Lightning, by definition, is the “discharge of atmospheric electricity from one cloud to another or from a cloud to the earth.”
When considering lightning, particularly as it relates to Lightning Protection, it is extremely important to keep in mind that this phenomenon is simply a massive spark of discharged electricity. Everyone has had the experience of being “shocked” when you touch a door knob after walking across a carpet. This “shock” is static electricity created by the friction of dissimilar materials rubbing together. In this instance your shoes and the carpet. The same thing happens on a grand scale in a thunderstorm.

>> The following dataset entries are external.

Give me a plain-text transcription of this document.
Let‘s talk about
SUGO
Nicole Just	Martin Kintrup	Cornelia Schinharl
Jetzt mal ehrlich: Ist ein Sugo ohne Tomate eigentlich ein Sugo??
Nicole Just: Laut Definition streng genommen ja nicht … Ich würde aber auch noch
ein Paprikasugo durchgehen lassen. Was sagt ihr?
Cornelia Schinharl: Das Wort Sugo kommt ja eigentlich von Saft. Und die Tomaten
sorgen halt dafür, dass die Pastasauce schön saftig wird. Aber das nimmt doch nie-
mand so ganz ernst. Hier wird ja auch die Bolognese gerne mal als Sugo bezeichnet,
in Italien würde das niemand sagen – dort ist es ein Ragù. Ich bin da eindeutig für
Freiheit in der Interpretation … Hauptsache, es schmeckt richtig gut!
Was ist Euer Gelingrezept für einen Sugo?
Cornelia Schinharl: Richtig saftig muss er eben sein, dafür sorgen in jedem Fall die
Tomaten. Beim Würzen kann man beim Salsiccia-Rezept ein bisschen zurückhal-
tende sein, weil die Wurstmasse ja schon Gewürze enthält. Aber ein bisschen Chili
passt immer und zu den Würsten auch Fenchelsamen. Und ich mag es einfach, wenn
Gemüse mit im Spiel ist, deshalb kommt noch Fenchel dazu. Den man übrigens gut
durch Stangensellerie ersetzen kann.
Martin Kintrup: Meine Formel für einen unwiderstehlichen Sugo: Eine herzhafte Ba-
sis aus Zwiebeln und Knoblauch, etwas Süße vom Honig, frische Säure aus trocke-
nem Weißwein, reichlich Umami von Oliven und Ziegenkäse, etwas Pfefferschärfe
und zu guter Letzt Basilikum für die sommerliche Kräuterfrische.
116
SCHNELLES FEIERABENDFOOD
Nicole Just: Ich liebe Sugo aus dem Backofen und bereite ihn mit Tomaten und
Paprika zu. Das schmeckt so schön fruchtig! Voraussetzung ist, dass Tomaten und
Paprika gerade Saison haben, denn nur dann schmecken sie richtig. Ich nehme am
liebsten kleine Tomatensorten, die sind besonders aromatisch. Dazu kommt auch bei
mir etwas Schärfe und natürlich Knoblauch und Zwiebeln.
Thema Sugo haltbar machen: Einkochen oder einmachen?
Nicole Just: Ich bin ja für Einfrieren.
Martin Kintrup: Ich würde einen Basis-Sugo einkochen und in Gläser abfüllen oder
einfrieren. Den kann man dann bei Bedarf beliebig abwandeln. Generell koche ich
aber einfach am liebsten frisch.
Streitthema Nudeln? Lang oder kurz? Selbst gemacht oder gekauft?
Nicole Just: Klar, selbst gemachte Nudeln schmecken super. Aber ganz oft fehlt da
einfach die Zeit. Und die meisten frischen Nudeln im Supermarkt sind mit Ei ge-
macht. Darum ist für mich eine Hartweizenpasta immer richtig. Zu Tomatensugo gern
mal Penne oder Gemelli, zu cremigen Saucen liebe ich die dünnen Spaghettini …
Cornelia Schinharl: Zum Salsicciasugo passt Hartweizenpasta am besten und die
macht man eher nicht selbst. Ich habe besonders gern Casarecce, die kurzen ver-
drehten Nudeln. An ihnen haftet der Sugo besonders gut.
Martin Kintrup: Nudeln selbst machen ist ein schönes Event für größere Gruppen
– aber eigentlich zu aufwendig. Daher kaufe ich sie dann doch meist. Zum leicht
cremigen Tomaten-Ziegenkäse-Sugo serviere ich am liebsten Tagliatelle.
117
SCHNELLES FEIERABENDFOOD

In the case of lightning, the friction is between small particles carried in a thunderstorm. Thunderstorms can be localized events or part of a weather system. In either case they are the result of warm and cool air masses colliding. The introduction of cooler air causes the warmer air to rise high up into the atmosphere.
The rising hot air carries moisture high into the atmosphere thus creating the tall clouds associated with thunderstorms. Eventually the warm air climbs so high into the atmosphere that it cools and begins to sink back down. A cycle of rising and falling within the cloud develops. During this up and down process particles within the cloud collide and begin to take on different electrical charges – some positive – some negative. Different sections of the cloud begin to carry particular charges. These opposite charges are attracted to each other but the high resistance of air keeps them apart. The same process that is happening within the cloud is also happening below the cloud. Charged areas develop on the ground. These pockets of oppositely charged particles eventually become strong enough that the differences in charge or potential must release – this release is lightning.

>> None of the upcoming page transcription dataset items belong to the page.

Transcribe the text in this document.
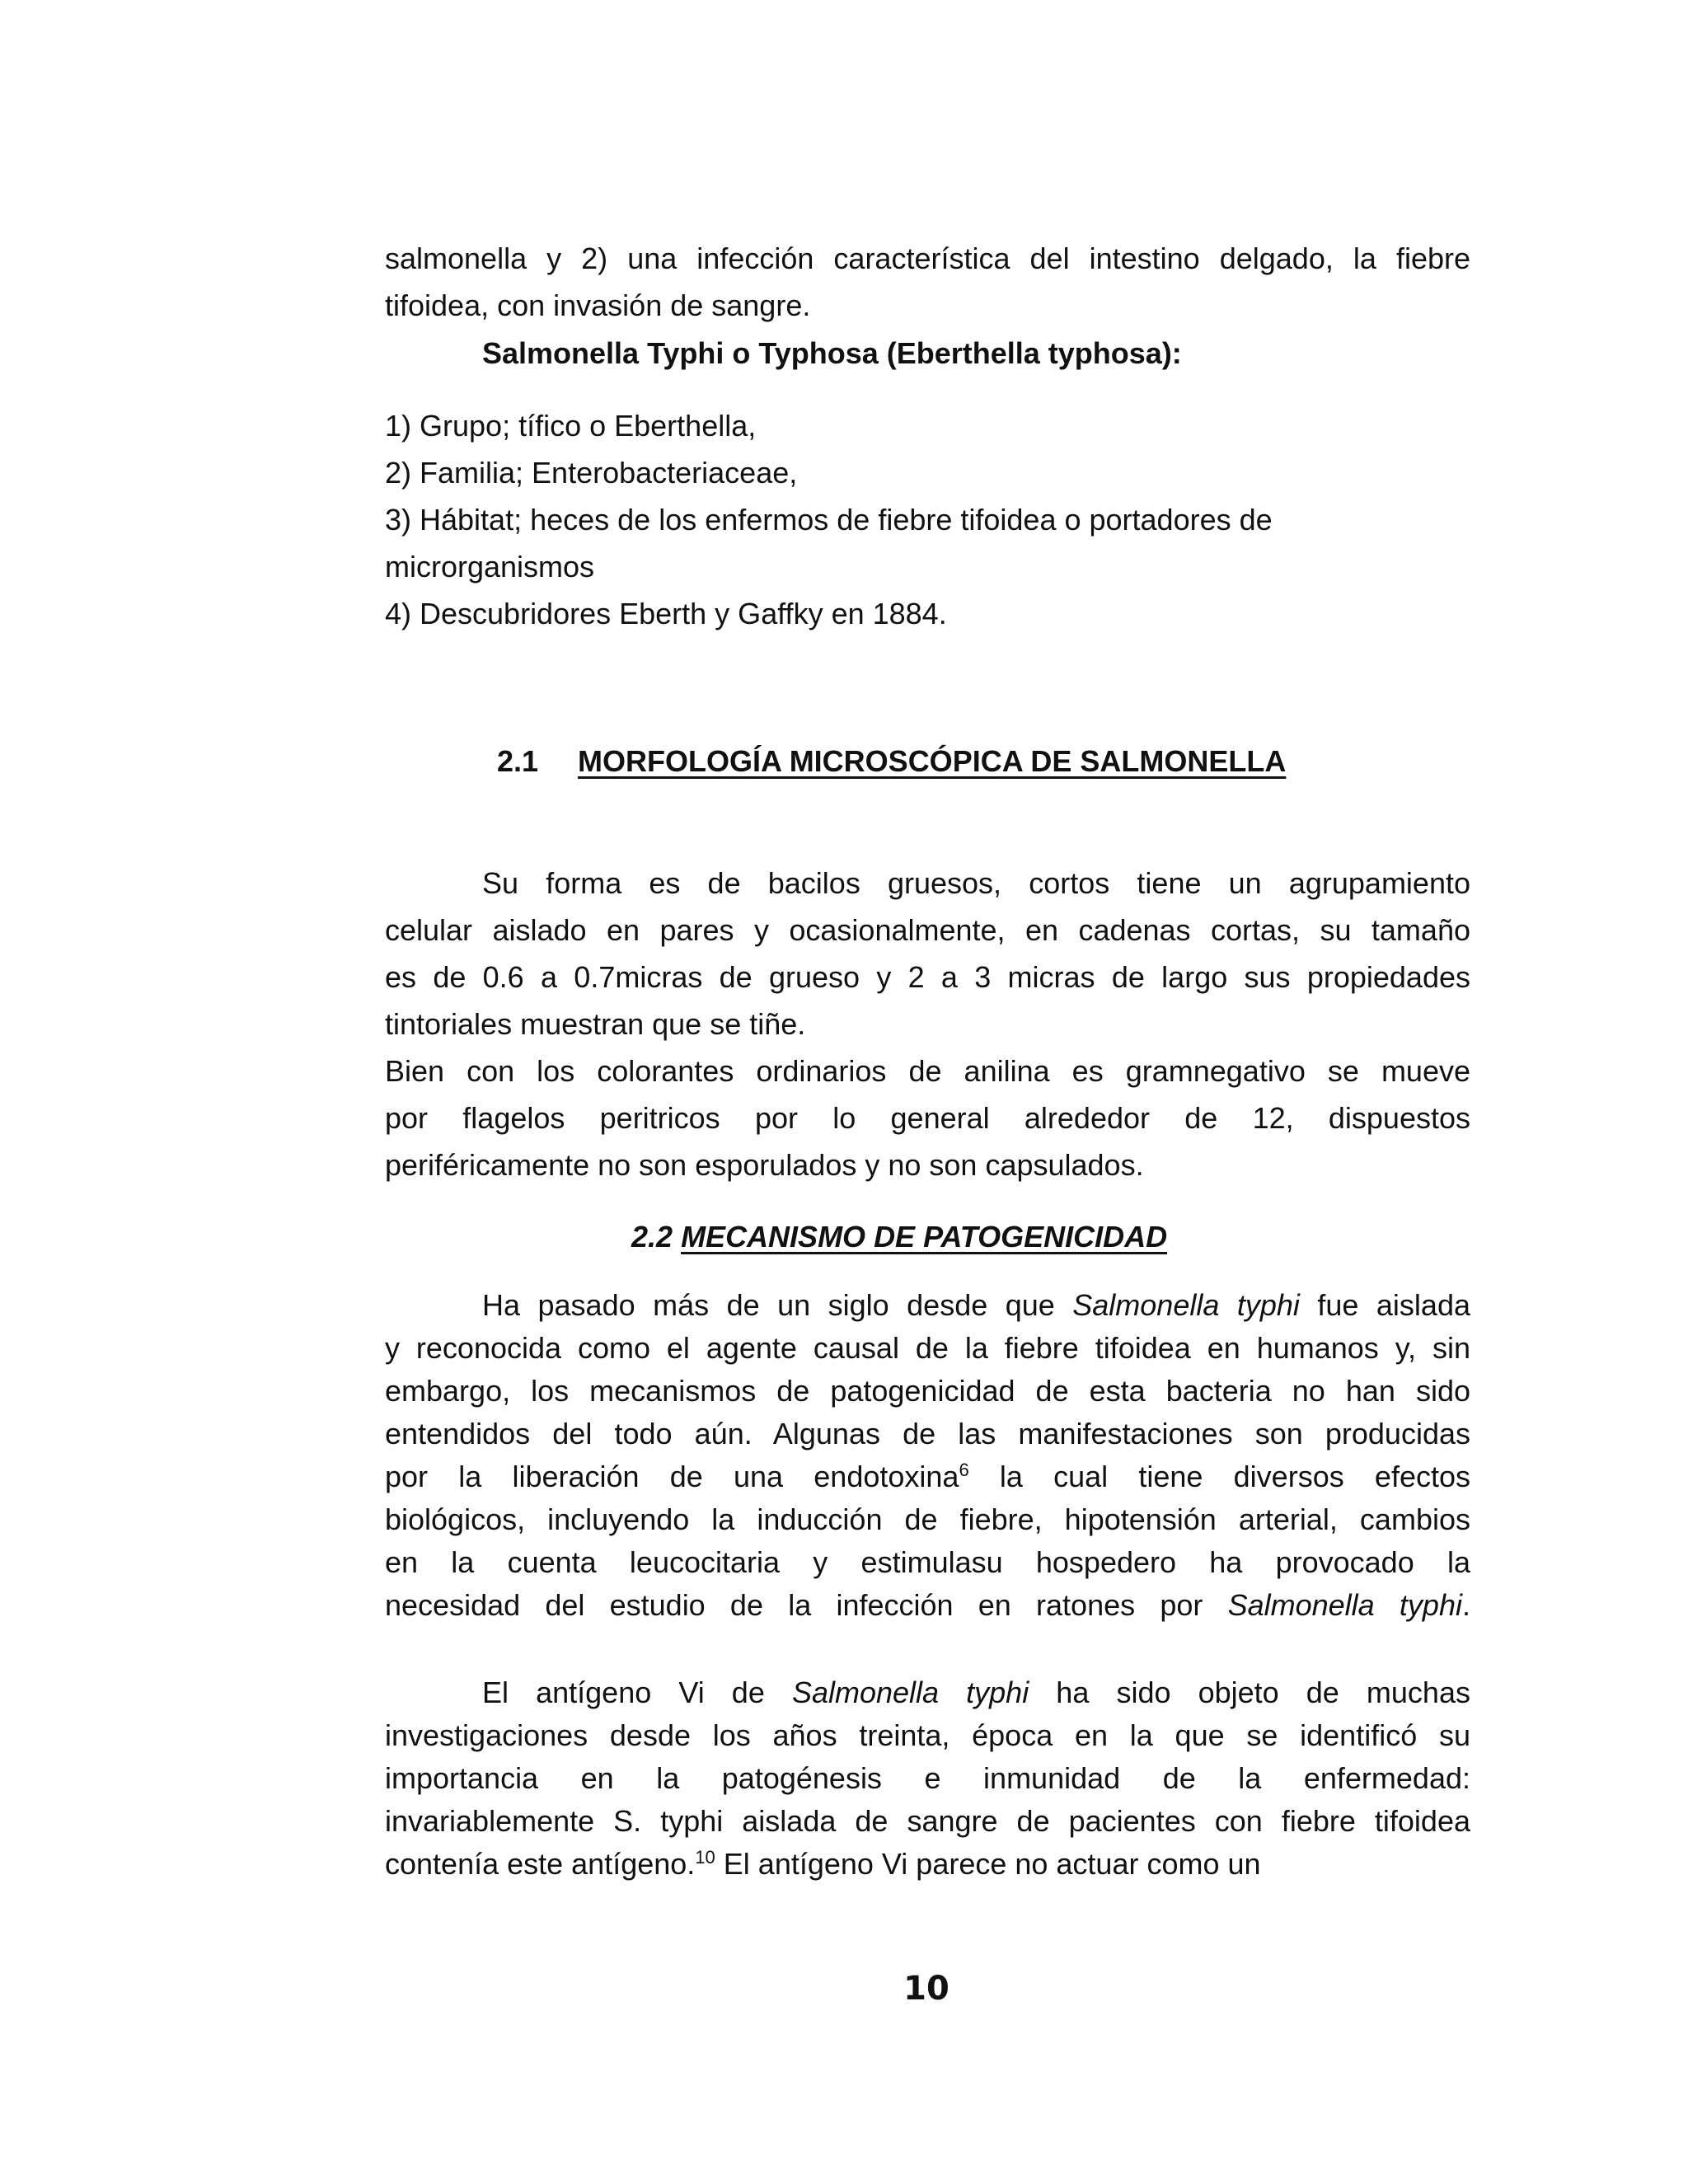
salmonella y 2) una infección característica del intestino delgado, la fiebre
tifoidea, con invasión de sangre.
Salmonella Typhi o Typhosa (Eberthella typhosa):
1) Grupo; tífico o Eberthella,
2) Familia; Enterobacteriaceae,
3) Hábitat; heces de los enfermos de fiebre tifoidea o portadores de
microrganismos
4) Descubridores Eberth y Gaffky en 1884.
2.1 MORFOLOGÍA MICROSCÓPICA DE SALMONELLA
Su forma es de bacilos gruesos, cortos tiene un agrupamiento
celular aislado en pares y ocasionalmente, en cadenas cortas, su tamaño
es de 0.6 a 0.7micras de grueso y 2 a 3 micras de largo sus propiedades
tintoriales muestran que se tiñe.
Bien con los colorantes ordinarios de anilina es gramnegativo se mueve
por flagelos peritricos por lo general alrededor de 12, dispuestos
periféricamente no son esporulados y no son capsulados.
2.2 MECANISMO DE PATOGENICIDAD
Ha pasado más de un siglo desde que Salmonella typhi fue aislada
y reconocida como el agente causal de la fiebre tifoidea en humanos y, sin
embargo, los mecanismos de patogenicidad de esta bacteria no han sido
entendidos del todo aún. Algunas de las manifestaciones son producidas
por la liberación de una endotoxina$^6$ la cual tiene diversos efectos
biológicos, incluyendo la inducción de fiebre, hipotensión arterial, cambios
en la cuenta leucocitaria y estimulasu hospedero ha provocado la
necesidad del estudio de la infección en ratones por Salmonella typhi.
El antígeno Vi de Salmonella typhi ha sido objeto de muchas
investigaciones desde los años treinta, época en la que se identificó su
importancia en la patogénesis e inmunidad de la enfermedad:
invariablemente S. typhi aislada de sangre de pacientes con fiebre tifoidea
contenía este antígeno.$^{10}$ El antígeno Vi parece no actuar como un
10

The drawing shows the many forms that lightning takes. Lightning can also flash within a cloud, between two clouds, from cloud to air, and from cloud to ground. Obviously it is the cloud to ground lightning we are most concerned with.

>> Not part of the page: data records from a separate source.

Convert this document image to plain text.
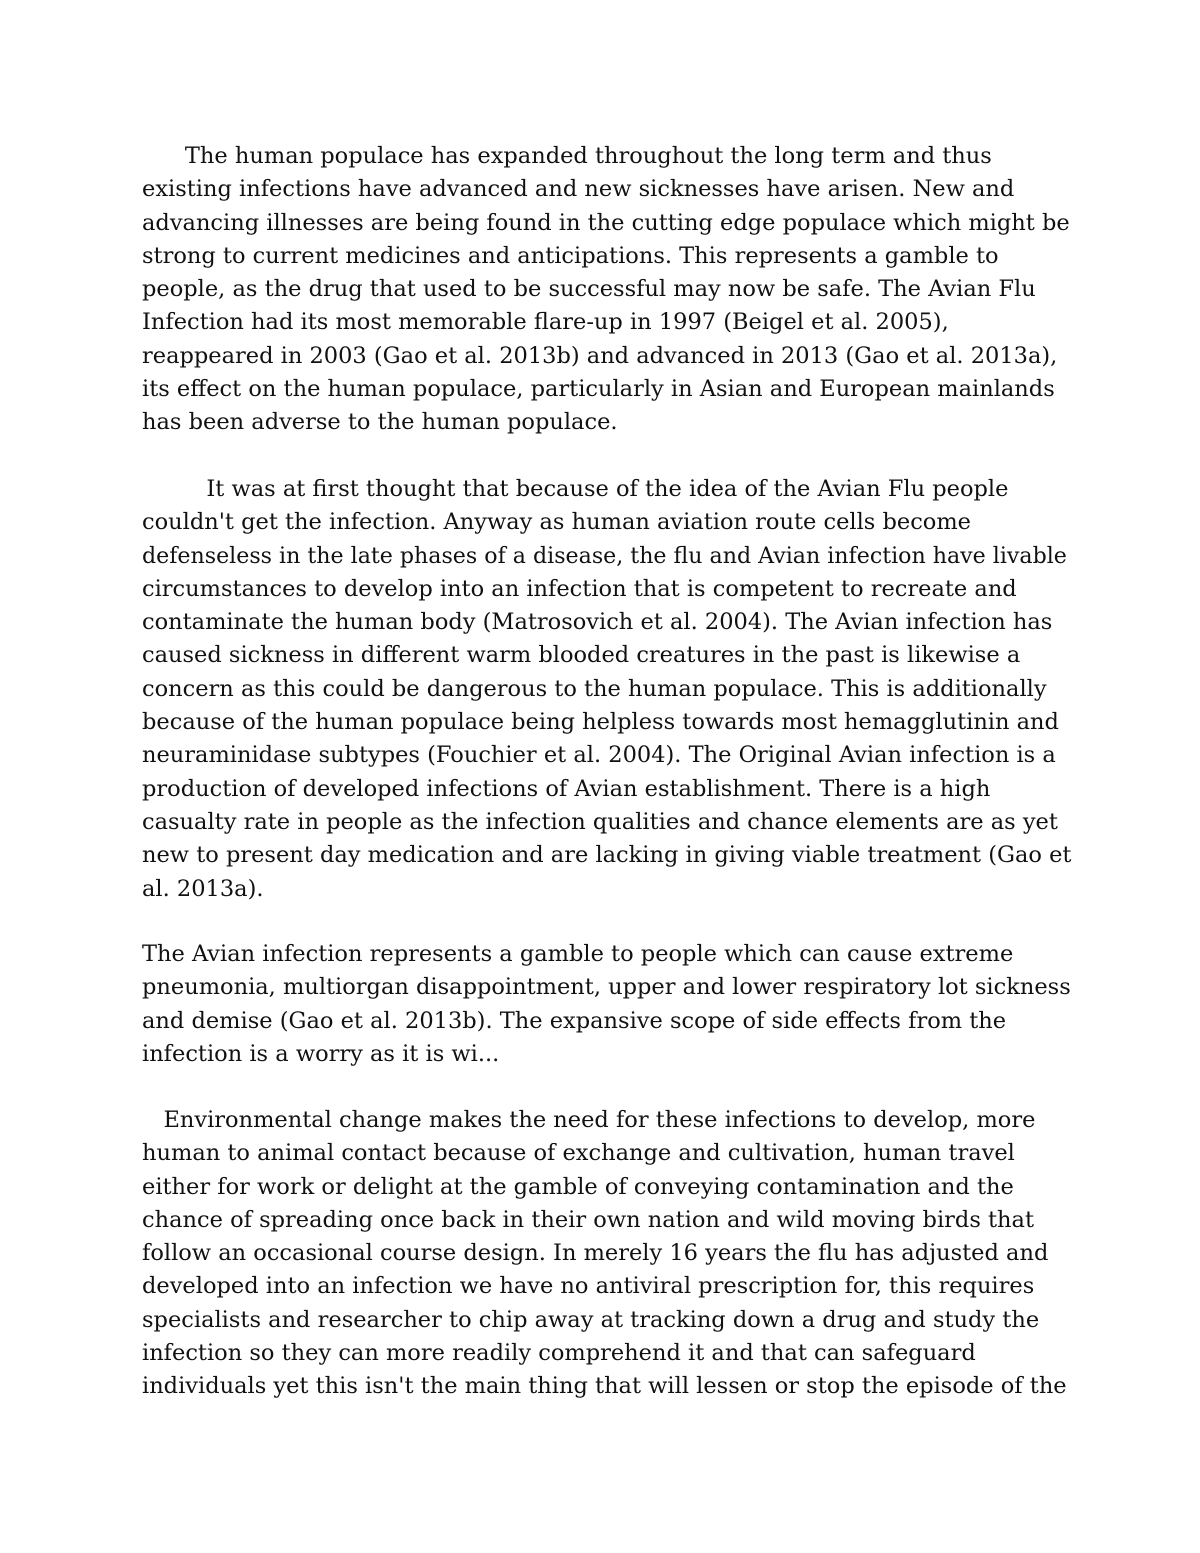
The human populace has expanded throughout the long term and thus
existing infections have advanced and new sicknesses have arisen. New and
advancing illnesses are being found in the cutting edge populace which might be
strong to current medicines and anticipations. This represents a gamble to
people, as the drug that used to be successful may now be safe. The Avian Flu
Infection had its most memorable flare-up in 1997 (Beigel et al. 2005),
reappeared in 2003 (Gao et al. 2013b) and advanced in 2013 (Gao et al. 2013a),
its effect on the human populace, particularly in Asian and European mainlands
has been adverse to the human populace.
It was at first thought that because of the idea of the Avian Flu people
couldn't get the infection. Anyway as human aviation route cells become
defenseless in the late phases of a disease, the flu and Avian infection have livable
circumstances to develop into an infection that is competent to recreate and
contaminate the human body (Matrosovich et al. 2004). The Avian infection has
caused sickness in different warm blooded creatures in the past is likewise a
concern as this could be dangerous to the human populace. This is additionally
because of the human populace being helpless towards most hemagglutinin and
neuraminidase subtypes (Fouchier et al. 2004). The Original Avian infection is a
production of developed infections of Avian establishment. There is a high
casualty rate in people as the infection qualities and chance elements are as yet
new to present day medication and are lacking in giving viable treatment (Gao et
al. 2013a).
The Avian infection represents a gamble to people which can cause extreme
pneumonia, multiorgan disappointment, upper and lower respiratory lot sickness
and demise (Gao et al. 2013b). The expansive scope of side effects from the
infection is a worry as it is wi...
Environmental change makes the need for these infections to develop, more
human to animal contact because of exchange and cultivation, human travel
either for work or delight at the gamble of conveying contamination and the
chance of spreading once back in their own nation and wild moving birds that
follow an occasional course design. In merely 16 years the flu has adjusted and
developed into an infection we have no antiviral prescription for, this requires
specialists and researcher to chip away at tracking down a drug and study the
infection so they can more readily comprehend it and that can safeguard
individuals yet this isn't the main thing that will lessen or stop the episode of the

The path that the lightning follows through the air to the ground is called the STEPPED LEADER. The stepped leader is the jagged path that lightning takes as it struggles to move through air. These steps range in length from 30 to 600 feet. Once the lightning has stepped to within a couple hundred feet of the ground, the charges that have built up on the ground begin to come into play. On the ground the charge, in effect, strains upward and gathers on the edges and highest parts of objects such as trees, hills, roof tops, chimneys, flag poles, etc. As the approaching stepped leader nears the ground, the electric fields on ground objects becomes strong enough to produce sparks called counter-leaders, which race upward to meet the descending stepped leader.
When the two meet, a path to ground is established and the main lightning current instantly retraces that same path. This “return stroke” has an enormous amount of power that super heats the surrounding column of air causing it to expand at supersonic speed and creating the sound of thunder.